Gegen dieses könne man sich ja durch Vorsicht schützen, Bedenken habe er deshalb keine gehabt. „Bevor ich mich bei so etwas infiziere, habe ich mir das Virus vielleicht schon woanders geholt.“

In diesen Zeiten „besonders wichtig“

Ähnlich äußerte sich Marc Schmidt-Ströbele, der wie Motz bereits seit seinem 18. Lebensjahr regelmäßig Blut spendet. „Ich persönlich hatte keine Bedenken. Einkaufen muss ich auch.
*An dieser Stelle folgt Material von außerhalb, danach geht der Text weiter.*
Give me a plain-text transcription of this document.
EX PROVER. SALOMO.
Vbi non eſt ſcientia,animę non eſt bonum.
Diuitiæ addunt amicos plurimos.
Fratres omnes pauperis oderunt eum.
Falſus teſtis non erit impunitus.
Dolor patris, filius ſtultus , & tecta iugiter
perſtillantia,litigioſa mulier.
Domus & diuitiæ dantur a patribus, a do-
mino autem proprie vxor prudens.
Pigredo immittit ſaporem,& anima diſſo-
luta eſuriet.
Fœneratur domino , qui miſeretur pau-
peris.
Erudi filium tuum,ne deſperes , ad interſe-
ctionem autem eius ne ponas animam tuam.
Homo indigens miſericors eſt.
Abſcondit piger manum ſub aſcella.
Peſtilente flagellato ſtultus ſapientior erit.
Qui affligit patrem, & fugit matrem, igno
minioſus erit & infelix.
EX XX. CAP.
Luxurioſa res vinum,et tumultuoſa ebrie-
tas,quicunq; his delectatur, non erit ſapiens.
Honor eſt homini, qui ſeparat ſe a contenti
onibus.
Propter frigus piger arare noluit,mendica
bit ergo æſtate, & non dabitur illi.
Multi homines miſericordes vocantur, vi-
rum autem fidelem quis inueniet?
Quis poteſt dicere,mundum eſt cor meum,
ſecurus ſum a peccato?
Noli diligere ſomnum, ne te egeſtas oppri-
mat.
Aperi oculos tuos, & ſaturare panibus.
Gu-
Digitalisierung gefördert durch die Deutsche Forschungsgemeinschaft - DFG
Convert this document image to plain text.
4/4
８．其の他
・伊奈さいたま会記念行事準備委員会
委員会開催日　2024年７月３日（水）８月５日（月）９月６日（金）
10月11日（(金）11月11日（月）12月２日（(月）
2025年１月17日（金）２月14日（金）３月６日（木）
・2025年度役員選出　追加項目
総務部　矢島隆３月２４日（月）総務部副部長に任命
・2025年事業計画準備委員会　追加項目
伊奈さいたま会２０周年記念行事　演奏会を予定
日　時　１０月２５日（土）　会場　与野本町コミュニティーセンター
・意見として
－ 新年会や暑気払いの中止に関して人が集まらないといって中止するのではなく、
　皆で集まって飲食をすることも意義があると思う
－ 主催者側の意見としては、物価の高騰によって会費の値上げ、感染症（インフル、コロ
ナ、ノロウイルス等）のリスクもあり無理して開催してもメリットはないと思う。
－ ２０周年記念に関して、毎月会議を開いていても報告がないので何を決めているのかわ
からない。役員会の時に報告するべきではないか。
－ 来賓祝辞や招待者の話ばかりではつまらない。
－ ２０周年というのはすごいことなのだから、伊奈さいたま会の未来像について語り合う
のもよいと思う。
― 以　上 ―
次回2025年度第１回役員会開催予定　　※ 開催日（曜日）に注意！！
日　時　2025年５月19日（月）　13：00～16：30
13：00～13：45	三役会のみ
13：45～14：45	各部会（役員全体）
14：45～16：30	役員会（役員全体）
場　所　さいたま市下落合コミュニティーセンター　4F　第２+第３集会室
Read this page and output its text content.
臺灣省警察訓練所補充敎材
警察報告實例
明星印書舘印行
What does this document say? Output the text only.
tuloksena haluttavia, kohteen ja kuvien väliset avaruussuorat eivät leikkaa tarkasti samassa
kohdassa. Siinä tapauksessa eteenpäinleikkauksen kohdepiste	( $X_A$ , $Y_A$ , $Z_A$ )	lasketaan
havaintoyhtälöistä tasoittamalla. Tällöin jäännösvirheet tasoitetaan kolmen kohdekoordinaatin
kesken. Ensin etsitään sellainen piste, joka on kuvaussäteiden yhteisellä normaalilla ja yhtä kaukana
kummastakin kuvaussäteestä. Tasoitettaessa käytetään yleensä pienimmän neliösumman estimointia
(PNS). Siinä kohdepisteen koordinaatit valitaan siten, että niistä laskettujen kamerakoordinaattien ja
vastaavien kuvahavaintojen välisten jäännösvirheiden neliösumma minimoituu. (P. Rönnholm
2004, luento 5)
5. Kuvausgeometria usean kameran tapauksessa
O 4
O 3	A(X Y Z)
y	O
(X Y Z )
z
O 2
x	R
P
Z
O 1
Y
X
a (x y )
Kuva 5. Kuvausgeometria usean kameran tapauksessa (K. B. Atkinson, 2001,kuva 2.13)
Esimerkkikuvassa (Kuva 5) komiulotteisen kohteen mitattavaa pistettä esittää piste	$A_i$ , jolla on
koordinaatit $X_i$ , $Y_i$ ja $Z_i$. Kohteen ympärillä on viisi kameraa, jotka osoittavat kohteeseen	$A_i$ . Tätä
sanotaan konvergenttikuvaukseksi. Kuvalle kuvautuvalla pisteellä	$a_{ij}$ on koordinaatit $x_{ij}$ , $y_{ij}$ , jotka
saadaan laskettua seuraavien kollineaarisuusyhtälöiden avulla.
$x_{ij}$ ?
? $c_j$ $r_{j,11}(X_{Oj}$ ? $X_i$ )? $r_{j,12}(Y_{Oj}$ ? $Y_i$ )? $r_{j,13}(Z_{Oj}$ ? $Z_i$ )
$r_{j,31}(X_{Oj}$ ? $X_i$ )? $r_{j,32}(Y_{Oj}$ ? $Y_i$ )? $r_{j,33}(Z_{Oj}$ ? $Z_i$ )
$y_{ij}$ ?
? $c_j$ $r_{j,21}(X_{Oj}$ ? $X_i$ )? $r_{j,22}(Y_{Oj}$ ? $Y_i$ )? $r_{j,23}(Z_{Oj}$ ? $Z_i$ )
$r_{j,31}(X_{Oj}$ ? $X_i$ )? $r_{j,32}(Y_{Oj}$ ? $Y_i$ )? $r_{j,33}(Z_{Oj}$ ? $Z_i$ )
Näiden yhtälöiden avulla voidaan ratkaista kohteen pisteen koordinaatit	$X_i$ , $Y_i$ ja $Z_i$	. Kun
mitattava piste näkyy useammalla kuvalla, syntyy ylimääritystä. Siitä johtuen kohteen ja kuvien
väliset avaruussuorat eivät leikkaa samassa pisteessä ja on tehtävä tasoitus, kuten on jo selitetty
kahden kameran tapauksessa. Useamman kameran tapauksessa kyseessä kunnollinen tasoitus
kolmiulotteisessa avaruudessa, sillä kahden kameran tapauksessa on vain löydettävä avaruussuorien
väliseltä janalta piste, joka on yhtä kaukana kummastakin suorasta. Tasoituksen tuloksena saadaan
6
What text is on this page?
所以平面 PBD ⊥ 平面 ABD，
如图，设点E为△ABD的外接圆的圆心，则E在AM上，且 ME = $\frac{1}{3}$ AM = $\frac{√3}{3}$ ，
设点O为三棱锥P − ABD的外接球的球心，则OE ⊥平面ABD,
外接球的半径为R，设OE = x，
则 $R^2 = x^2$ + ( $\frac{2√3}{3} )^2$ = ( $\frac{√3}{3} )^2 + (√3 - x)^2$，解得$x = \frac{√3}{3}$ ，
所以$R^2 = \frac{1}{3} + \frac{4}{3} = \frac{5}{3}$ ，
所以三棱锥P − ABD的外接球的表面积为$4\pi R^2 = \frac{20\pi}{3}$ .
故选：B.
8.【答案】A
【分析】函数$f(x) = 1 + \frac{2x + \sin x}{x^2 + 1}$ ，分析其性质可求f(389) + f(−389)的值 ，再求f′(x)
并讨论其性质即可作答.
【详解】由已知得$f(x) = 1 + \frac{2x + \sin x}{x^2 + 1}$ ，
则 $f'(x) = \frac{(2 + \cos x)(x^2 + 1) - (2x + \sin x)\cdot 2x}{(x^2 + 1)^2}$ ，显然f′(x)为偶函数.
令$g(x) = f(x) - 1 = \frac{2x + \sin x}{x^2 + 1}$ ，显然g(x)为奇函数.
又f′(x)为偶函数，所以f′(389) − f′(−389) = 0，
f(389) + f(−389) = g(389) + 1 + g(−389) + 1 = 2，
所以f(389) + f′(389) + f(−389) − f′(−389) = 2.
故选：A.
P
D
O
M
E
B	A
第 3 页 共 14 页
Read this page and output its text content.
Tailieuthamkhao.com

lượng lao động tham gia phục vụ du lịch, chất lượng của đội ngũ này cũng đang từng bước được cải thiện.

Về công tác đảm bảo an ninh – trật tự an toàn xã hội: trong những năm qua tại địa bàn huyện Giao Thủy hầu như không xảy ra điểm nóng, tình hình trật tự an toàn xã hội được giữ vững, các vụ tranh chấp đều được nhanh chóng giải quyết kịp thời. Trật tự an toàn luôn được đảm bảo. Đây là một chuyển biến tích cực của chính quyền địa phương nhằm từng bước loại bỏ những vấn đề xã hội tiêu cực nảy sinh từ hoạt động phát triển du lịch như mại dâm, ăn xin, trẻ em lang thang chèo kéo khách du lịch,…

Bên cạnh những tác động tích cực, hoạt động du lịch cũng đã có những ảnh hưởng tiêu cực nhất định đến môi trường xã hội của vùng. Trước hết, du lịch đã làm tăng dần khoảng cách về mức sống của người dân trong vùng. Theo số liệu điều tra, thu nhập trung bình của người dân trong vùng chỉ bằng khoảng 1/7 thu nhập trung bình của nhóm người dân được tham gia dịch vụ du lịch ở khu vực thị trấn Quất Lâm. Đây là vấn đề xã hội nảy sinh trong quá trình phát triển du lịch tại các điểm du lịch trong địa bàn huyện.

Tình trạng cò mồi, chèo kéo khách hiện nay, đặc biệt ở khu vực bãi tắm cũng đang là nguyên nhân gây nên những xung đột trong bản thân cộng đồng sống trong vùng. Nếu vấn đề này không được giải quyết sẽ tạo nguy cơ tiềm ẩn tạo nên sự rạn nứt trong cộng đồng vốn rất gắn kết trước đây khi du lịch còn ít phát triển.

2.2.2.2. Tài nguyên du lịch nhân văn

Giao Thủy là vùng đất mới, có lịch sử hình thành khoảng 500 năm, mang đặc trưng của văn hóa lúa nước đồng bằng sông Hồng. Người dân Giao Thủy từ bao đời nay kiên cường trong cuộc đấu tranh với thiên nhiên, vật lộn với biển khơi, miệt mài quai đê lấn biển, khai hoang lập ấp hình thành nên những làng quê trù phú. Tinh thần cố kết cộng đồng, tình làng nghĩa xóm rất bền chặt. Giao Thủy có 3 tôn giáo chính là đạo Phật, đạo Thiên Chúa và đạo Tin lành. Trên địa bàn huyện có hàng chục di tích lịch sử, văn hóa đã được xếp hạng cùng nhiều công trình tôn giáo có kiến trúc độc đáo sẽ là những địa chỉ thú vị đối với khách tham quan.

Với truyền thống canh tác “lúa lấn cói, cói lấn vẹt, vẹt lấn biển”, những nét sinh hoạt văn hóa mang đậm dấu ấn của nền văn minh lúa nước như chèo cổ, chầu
Das muss halt sein, das gehört dazu.“ Und: „Ich habe mir gesagt, in diesen Zeiten ist es besonders wichtig, weil vielleicht manche nicht gehen, weil sie Angst haben.“

Er vermute, dies sei auch anderen so ergangen und deshalb seien so viele gekommen. „Vielleicht war auch mancher froh, mal wieder Kontakt zu Menschen zu haben.“ Freilich mit dem gebotenen Sicherheitsabstand. Die Atmosphäre habe er schon als etwas angespannter als sonst empfunden, sagte der 46-Jährige. Seine zwei kleinen Kinder, die sonst am Maltisch beim Blutspenden mit dabei seien, habe er zu Hause gelassen.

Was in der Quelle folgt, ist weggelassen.